Hoe echter en onder welken vorm moeten we den honing binnen leiden in onze manier van voeding? Het antwoord geeft geen moeilijkheid. Gebruik honing, evenals ge suiker gebruikt. Dat is wat vaag zult ge zeggen. Welnu duidelijker dan ! Wat belet u om 's morgens bij uw ontbijt uw brood te besmeren met honing? Ik voor mij doe het dikwijls en bevind mij er best bij, begin maar en ge zult doen als ik; morgen begint ge weer en ge zult volhouden. Een eetlepel goeden honing bevat, naar men gist, 75 "calorieën", d.w.z. meer dan een ei. Zulk een voedingsbron mag men derhalve niet gering schatten. Van deze gelegenheid wordt dan ook gebruik gemaakt om moeders aan te bevelen haar kinderen honing te geven op het brood. Zoozeer ik me moet verklaren tegen het gebruik van suikergoed door kinderen, wat hun ingewanden benadeelt, doordat de digestie wordt bemoeilijkt, zoo toeschietelijk ben ik, wanneer er sprake is van het suikergoed bij uitnemendheid: honing. Men spreekt van gevaren, die ontstaan uit 't gebruik van suiker. Honing echter levert zulk gevaar niet op, omdat hij reeds voor meer dan de helft van te voren verteerd is.
Voor het overige leent de honing er zich gemakkelijk toe om een voedende rol te vervullen. Zonder bezwaar laat hij zich mengen in allerlei voedingscombinaties. Een boekdeel zou te vullen wezen met recepten, waarbij men honing te pas kan brengen; om er slechts een paar te noemen: honingkoeken, honingpeperkoek, honingbeschuit, honingtaart, honingwafels, honingchocolade, fruit met honing, appelen met honing, kastanjes met honing, enz. enz., om van te watertanden! Bij zulke lekkernijen betreurt men het gemis aan suiker niet. Onze voorouders, die verstand hadden van de keuken, versmaadden, geloof mij, den honing niet; volgen wij hun voorbeeld; wij kunnen er niet anders dan goed bij varen.

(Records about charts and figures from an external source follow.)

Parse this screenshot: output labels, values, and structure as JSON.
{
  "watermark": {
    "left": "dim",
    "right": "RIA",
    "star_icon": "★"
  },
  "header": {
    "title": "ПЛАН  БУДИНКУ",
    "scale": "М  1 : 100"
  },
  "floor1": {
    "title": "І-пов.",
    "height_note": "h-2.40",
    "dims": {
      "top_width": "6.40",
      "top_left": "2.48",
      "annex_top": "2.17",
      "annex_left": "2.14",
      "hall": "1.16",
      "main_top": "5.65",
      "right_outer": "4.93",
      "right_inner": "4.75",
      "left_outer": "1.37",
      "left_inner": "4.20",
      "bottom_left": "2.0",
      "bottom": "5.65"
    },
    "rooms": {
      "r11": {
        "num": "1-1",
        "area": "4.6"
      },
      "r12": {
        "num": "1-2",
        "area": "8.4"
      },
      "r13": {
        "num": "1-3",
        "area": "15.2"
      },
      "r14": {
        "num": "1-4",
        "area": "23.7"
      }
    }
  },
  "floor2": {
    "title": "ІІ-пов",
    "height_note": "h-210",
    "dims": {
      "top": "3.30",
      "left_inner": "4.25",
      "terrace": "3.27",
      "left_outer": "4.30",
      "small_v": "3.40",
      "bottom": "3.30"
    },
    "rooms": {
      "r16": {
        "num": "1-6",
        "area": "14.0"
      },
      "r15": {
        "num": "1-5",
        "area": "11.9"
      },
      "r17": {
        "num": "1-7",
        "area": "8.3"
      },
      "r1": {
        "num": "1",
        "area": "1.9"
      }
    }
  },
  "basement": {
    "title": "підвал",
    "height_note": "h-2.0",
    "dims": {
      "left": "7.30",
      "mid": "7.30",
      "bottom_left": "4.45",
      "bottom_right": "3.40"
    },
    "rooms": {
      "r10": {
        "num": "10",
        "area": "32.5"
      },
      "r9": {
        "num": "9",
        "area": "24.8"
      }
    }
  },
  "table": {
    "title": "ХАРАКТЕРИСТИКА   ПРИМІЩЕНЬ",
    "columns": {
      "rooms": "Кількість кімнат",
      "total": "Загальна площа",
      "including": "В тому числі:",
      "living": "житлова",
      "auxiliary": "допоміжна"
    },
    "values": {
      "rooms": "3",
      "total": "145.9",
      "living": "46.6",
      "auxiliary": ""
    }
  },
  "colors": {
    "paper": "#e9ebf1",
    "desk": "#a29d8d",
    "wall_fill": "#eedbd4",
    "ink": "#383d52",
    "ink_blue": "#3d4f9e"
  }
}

Daarenboven ons land levert uitstekende kwaliteiten van honing op. Waarom zouden we hem dan niet gebruiken? De wetenschap verheft hem boven alle suikers; de physiologie rangschikt hem onder de eerste voedingsmiddelen, die kracht voortbrengen; de meest geraffineerde smaak zet hem op tafel bij het dessert, ja zelfs honing in de blankgele raat drukt een deftig cachet op uw tafel. Maar zegt men: honing is duur, een luxe-artikel; suiker kost maar 25 à 30 ct. per pond. 't Is waar en honing kost 60 à 70 cent per pond. Ik antwoord echter, dat men dan met de suiker wat spaarzamer moet wezen en het geld, wat men daardoor uitwint, moet besteden aan den aankoop van honing, die onder hygiënisch oogpunt zoover boven suiker staat.
Mogen deze weinige regelen bijdragen tot verspreiding van de nog niet diep doorgedrongen idee welk een uitstekend voedingsmiddel honing is.

J.L. WOUTERS, Pr, Seminarie Hageveld, VOORHOUT, 24: Mei 1903.